Should Raleigh renovate old police HQ or demolish it?

April 12, 2010 

Level it


If Raleigh's dumpy old police headquarters downtown weren't so old, or so ugly, or so poorly equipped for modern use, or taking up such valuable public land, it might be worth saving.

Alas, it's an obsolete, squat, homely building only a modernist architect could love.

And it takes up a prime street corner where a city office tower should go someday.

Raleigh shouldn't raise property taxes during tight times to pay for the proposed Lightner Public Safety Center there. But it should hold on to the spot until we can afford the building, or some higher priority.

Look, when your family is growing and you need a new car, you don't overhaul your ancient, cramped, dilapidated Chevy Citation. You get by on essential maintenance until you can afford a newer, safer, more practical family sedan.

Raleigh councilman Bonner Gaylord has raised good questions about the proposed 17-story Public Safety Center. He might be right that it shouldn't be built, and his council faction has prevailed so far against it.

But it doesn't follow that the city should renovate its old police headquarters, which decades ago served as City Hall. The building has outlasted its usefulness. Its time is up.

Beyond that, there's something odd about Gaylord, general manager of Raleigh's biggest tear-down redevelopment, pushing to preserve a building the city doesn't want or need.

To my ignorant eye, the Bennigan's chain restaurant that Gaylord's employer demolished to make way for the flashy new North Hills East looked better than Raleigh's old police depot.

In its place, his employer built - what do you know? - a 17-story office tower. Huh.

Matthew Eisley edits The N&O's North Raleigh News and Midtown Raleigh News.

Keep it


So you think Raleigh's former police headquarters building isn't pretty? I think it's Rubik's Cube-ish and awesome. ... Tie.

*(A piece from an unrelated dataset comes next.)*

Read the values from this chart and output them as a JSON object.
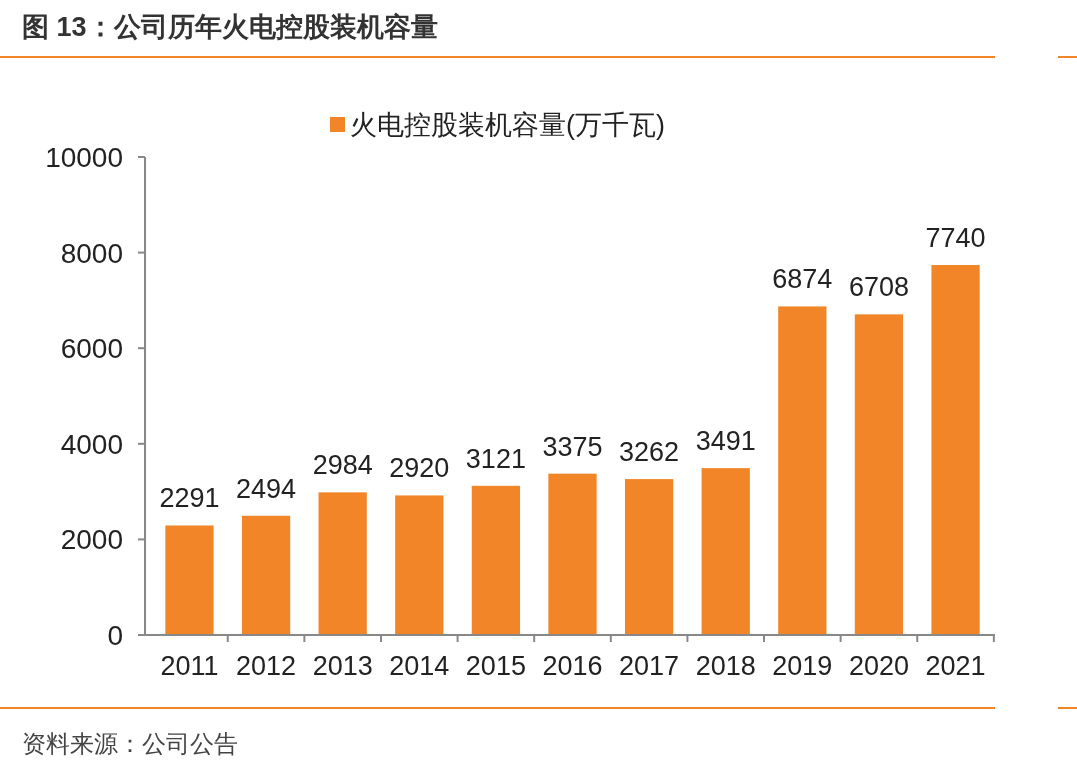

Outdated? So is every other historic building.

Ancient ventilation and plumbing systems? That's easy to deal with.

A waste of money? Completely depends on what you value. I value our history of honor, service and duty.

For more than half a century, this building has been Raleigh's fulcrum. From the civil rights movement until today, its history is palpable.

Walk the beautiful worn terrazzo floors under towering ceilings with solid oak trim work. You can sense the honor of the badge and the many lifetimes of public service.

If we tear this building down, the physical embodiment and daily reminder of the best of what we stand for will be lost forever.

I value art and community. The building's architect, G. Milton Small Jr., was one of the foremost modernist architects working in the Southeast. Revered and taught to this day in design schools, Small was a master.

Architecture produced by a master is nothing less than art. Art is the lyrical expression of an idea. Our ideas form our collective consciousness. Our collective consciousness establishes our community. Destroy this building, and you damage our community.

If this or a future city council wants a new building, fine - go build it on some parking lot. There are plenty to go around.

Don't trash our history. Don't demolish our community. Don't destroy art.

Bonner Gaylord, who represents northwest Raleigh's District E on the City Council, is general manager of Kane Realty's North Hills, at Six Forks Road and the Beltline.